3. Auch die in Ziffer 3 des angegriffenen Bescheides verfügte Abschiebungsanordnung nach Belgien ist rechtmäßig und verletzt den Kläger nicht in seinen Rechten. Nach § 34a Abs. 1 Satz 1 AsylG ordnet das Bundesamt dann, wenn der Ausländer in einen für die Durchführung des Asylverfahrens zuständigen Staat (§ 29 Abs. 1 Nr. 1 AsylG) abgeschoben werden soll, die Abschiebung in diesem Staat an, sobald feststeht, dass sie durchgeführt werden kann. Dies ist vorliegend entsprechend obiger Ausführungen unter 1. bezüglich Belgien der Fall. Darüber hinaus ist auch kein inlandsbezogenes Vollstreckungshindernis vorgetragen oder ersichtlich, welches im Rahmen einer Abschiebungsanordnung nach § 34a Abs. 1 Satz 1 AsylG ebenfalls zum Prüfungsumfang des Bundesamts und demzufolge auch des Verwaltungsgerichts gehört (BayVGH, B.v. 28.10.2013 – 10 CE 13.2257 – juris m.w.N.).
Die pauschal angegebenen gesundheitlichen Beschwerden des Klägers führen nicht zu einer Reiseunfähigkeit, zumal dieser vor kurzem selbst die Reise von Belgien nach Deutschland unternommen hat. Überdies stehen der Abschiebungsanordnung aufgrund der aktuellen Covid-19-Pandemie keine tatsächlichen Vollzugshindernisse entgegen (vgl. https://www.auswaertiges-amt.de/de/aussenpolitik/laender/belgien-node/belgiensicherheit/200382#content_0).

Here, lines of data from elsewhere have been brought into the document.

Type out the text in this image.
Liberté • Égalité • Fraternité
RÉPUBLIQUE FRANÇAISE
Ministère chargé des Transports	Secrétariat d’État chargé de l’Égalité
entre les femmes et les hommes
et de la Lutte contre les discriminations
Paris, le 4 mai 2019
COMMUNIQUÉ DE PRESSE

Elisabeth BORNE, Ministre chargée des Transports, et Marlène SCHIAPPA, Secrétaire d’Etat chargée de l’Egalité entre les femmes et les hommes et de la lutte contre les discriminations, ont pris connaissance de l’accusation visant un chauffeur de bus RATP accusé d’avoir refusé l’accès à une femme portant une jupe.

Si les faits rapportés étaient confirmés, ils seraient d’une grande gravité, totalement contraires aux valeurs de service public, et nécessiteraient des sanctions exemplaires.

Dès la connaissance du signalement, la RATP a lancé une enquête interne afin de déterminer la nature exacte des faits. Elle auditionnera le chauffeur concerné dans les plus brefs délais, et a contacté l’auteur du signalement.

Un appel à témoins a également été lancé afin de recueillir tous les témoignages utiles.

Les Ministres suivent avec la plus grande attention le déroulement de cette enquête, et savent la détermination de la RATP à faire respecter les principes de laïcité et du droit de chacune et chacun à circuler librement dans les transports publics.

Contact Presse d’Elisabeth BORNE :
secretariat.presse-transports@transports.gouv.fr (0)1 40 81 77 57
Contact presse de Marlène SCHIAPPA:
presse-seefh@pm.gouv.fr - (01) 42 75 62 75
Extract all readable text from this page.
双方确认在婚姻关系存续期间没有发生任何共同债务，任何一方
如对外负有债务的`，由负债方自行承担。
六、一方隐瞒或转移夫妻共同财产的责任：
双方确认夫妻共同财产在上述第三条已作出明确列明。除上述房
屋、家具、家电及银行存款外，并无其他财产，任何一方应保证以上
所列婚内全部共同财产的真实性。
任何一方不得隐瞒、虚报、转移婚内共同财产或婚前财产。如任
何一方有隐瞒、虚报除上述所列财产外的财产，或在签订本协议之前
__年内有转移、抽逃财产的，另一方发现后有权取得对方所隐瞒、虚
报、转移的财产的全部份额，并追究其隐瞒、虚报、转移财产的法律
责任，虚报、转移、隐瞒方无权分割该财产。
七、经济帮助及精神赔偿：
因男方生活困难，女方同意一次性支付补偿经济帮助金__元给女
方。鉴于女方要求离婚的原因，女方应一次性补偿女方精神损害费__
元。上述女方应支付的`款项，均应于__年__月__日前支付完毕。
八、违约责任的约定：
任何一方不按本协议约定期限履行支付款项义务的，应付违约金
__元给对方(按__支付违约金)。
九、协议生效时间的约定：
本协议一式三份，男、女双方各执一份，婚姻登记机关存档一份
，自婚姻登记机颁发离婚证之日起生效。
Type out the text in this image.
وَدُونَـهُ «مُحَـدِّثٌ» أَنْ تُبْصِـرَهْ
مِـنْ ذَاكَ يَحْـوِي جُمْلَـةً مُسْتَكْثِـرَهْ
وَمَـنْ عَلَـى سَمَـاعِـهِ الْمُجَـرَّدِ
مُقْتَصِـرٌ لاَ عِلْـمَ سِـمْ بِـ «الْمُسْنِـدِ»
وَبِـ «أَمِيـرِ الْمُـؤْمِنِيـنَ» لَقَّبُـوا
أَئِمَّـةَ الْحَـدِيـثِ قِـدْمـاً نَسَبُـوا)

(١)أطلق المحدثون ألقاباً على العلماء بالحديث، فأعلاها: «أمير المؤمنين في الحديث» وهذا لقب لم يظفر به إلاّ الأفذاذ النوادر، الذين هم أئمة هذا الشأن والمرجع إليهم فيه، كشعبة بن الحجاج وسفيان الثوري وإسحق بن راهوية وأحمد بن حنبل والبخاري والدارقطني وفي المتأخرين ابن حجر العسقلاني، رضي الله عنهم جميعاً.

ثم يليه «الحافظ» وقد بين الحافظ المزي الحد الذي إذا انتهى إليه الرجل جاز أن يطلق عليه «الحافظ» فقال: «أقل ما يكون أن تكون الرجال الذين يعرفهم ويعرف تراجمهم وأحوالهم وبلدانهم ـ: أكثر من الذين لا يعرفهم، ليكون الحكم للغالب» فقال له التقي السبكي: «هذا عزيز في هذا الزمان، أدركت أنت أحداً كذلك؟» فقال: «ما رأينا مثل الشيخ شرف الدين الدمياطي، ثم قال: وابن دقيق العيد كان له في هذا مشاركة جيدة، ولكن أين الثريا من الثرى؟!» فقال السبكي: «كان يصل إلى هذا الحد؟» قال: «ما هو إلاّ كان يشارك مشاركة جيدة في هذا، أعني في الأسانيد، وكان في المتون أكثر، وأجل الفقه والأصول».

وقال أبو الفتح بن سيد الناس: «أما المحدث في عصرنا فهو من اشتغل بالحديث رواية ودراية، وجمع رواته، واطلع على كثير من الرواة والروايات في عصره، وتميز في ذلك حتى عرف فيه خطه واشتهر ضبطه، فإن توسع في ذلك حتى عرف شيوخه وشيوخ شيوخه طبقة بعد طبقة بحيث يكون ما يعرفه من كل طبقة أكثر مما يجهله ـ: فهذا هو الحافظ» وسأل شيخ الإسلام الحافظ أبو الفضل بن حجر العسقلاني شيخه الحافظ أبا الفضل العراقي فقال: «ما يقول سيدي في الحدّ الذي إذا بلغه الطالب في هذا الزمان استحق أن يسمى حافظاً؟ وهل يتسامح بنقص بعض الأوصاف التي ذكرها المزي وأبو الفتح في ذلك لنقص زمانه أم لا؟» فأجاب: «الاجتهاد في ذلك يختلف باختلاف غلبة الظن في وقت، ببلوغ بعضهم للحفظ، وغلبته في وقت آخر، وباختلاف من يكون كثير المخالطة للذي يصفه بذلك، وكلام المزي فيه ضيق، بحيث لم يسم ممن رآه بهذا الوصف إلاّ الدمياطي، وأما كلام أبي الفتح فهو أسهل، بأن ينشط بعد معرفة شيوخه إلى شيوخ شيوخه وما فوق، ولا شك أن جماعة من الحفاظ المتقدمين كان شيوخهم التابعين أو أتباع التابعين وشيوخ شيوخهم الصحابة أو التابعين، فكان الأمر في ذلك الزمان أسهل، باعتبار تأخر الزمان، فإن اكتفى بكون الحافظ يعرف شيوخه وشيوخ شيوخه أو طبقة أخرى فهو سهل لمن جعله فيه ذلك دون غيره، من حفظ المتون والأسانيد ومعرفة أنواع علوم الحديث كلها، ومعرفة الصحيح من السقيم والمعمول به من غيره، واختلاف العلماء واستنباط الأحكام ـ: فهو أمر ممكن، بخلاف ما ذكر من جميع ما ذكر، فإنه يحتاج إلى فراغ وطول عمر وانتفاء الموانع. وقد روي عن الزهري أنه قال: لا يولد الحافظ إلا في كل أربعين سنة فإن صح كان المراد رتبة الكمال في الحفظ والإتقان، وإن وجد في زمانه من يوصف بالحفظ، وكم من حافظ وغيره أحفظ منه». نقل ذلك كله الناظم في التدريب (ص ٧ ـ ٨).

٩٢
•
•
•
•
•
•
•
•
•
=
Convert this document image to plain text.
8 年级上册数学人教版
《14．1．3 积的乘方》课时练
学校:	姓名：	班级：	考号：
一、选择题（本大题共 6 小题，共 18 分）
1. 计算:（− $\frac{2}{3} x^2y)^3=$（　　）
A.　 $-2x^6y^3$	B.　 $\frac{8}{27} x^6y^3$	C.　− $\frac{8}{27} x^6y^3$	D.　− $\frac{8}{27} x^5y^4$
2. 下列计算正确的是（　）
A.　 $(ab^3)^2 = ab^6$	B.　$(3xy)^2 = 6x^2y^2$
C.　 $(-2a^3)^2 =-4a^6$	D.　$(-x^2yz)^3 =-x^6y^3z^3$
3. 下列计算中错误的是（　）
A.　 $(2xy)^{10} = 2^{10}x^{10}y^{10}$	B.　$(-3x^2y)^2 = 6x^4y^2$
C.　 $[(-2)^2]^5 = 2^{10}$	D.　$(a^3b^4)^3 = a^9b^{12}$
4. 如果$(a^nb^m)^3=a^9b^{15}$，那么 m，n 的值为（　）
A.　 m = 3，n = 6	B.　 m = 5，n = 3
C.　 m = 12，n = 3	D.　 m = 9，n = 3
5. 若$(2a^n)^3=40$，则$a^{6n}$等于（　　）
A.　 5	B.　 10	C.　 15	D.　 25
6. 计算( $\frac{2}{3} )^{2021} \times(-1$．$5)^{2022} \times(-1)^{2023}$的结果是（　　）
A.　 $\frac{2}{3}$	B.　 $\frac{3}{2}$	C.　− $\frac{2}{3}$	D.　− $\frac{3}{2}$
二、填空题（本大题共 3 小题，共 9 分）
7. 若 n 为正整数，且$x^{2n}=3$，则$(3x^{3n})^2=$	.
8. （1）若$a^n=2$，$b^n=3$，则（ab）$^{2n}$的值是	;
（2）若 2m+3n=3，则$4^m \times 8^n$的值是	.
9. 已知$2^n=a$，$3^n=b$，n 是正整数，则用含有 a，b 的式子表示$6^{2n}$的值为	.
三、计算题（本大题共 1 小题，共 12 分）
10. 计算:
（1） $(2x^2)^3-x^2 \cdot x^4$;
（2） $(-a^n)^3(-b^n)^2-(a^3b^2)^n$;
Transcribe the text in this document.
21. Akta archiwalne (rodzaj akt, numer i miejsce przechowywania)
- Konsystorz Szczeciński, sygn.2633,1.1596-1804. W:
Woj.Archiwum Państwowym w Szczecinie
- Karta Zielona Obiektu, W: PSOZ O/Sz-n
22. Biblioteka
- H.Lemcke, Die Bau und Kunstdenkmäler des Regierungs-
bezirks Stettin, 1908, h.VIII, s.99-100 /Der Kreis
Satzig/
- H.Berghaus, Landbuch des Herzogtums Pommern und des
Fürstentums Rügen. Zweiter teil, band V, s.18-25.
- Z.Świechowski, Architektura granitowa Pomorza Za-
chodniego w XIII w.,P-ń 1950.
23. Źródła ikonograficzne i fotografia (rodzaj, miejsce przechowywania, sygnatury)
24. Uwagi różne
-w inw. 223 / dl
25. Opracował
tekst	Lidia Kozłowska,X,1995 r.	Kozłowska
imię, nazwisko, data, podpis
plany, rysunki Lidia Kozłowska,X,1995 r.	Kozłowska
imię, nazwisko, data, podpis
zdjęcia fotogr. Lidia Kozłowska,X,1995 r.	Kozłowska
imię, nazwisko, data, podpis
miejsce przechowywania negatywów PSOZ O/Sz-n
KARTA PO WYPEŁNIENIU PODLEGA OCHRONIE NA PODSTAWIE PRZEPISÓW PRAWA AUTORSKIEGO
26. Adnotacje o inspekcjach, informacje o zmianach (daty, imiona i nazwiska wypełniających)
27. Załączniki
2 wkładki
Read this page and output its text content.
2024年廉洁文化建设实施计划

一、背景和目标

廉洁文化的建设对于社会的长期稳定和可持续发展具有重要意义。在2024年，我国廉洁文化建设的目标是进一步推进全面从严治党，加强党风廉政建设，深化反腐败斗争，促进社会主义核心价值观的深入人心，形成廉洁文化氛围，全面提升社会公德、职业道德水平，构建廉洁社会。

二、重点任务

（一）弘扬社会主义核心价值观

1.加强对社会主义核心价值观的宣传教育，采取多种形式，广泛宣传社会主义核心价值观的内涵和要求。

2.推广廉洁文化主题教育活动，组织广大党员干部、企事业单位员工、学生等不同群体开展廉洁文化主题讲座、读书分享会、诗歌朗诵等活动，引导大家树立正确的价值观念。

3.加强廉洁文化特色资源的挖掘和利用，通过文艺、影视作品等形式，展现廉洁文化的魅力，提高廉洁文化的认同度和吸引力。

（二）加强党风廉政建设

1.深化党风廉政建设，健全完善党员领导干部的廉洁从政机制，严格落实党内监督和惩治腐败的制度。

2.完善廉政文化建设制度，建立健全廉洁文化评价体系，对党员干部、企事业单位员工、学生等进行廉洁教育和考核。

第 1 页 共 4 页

4. Das in Ziff. 4 getroffene Einreise- und Aufenthaltsverbot nach § 11 Abs. 1 AufenthG ist ebenfalls rechtmäßig. Das Verbot ist nach dem Gesetzeswortlaut zwingend anzuordnen. Die Festsetzung der Frist erfolgt nach § 11 Abs. 3 AufenthG im Ermessenswege. Die Beklagte hat ihr Ermessen vorliegend auch ausgeübt. Dass die festgesetzte Frist von 18 Monaten ab dem Tag der Abschiebung vorliegend ermessensfehlerhaft wäre, ist nicht erkennbar. Denn der Kläger hat zwar angegeben, dass sich ein Cousin mütterlicherseits in Deutschland aufhalte. Dieser gehört jedoch ersichtlich weder zu seinen Familienangehörigen nach Art. 2 g) bzw. Verwandten gemäß Art. 2 h) Dublin-III-Verordnung noch ist zwischen dem volljährigen Kläger und seinem Cousin eine Beistands- oder Verantwortungsgemeinschaft vorgetragen oder ersichtlich.
5. Schließlich ist auch der gestellte Hilfsantrag auf die Verpflichtung zur Feststellung eines Abschiebungsverbotes nach § 60 Abs. 5 bzw. Abs. 7 Satz 1 AufenthG unbegründet. Insoweit wird vollumfänglich auf die obigen Ausführungen unter 2. i.V.m. 1. verwiesen.
Nach alledem war die Klage mit der Kostenfolge aus § 154 Abs. 1 VwGO abzuweisen. Die Gerichtskostenfreiheit ergibt sich aus § 83b Abs. 1 AsylG.